Blaine W. Laverick, Vice President, the Principal Financial Group, told the panel that his company is also finding a thirst for knowledge. “There’s an awful lot of education that needs to be done in that marketplace and we’re attempting to fulfill that,” Laverick declared. Laverick said regulations for deferred compensation programs at non-profit employers are particularly complex because the involves both the mandates of 409A and 457(f).

New Plans

Both Clary and Laverick told the group that they’ve seen a notable upsurge in new deferred comp plans from employers who had been waiting for the regulatory clarity.

“I’ve had the experience of making a call where the plan sponsor said ‘We’re ready to put it in because the final (409A) regs are out’,” Laverick told the group.

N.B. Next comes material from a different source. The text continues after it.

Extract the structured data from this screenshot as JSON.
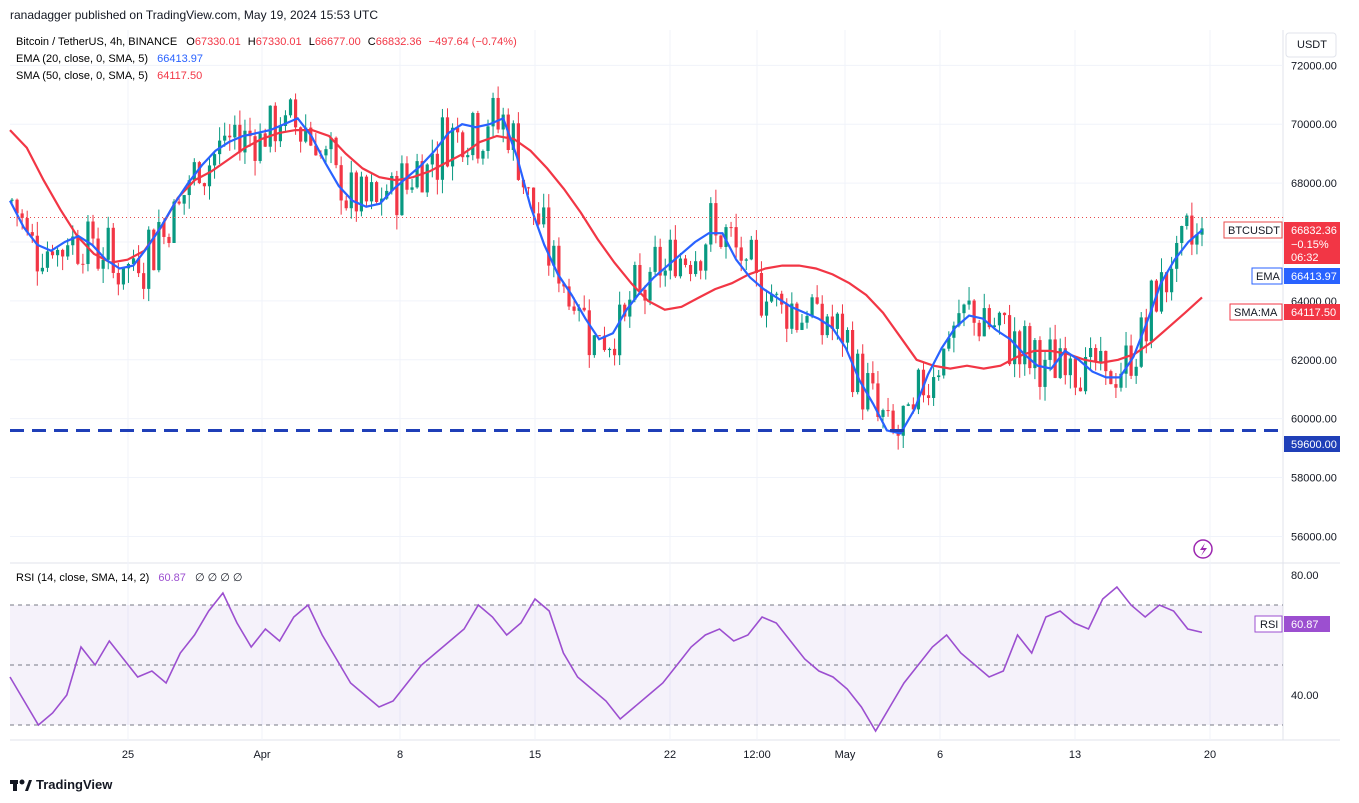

Adviser Rob Kieckhefer, Financial Consultant, The Kieckhefer Group, said the IRS release didn’t come a moment too soon – at least not for employers who wanted it as an executive talent recruitment tool. “We have corporations that are desperately in need of this as a product,” Kieckhefer said.

Will Marquis, Vice President, The Baker Companies, pointed out that the IRS regulatory release also helped sponsors of existing plans. “The 409A (release) forced everyone to go back and take another look at their plans and bring them up to snuff,” said Marquis. “To the extent that it helped people to focus, that’s a good thing.”

Finally, several panel members cautioned sponsors to make sure their deferred compensation plan recordkeeper is also providing the proper service – particularly that the provider is not allowing participants to log on and make an illegal benefit selection.

“The recordkeeper needs to be able to lock out particpants’ chances to make an illegal choice,” Clary warned the audience. If the provider can’t, “you don’t want to be doing business with that platform.”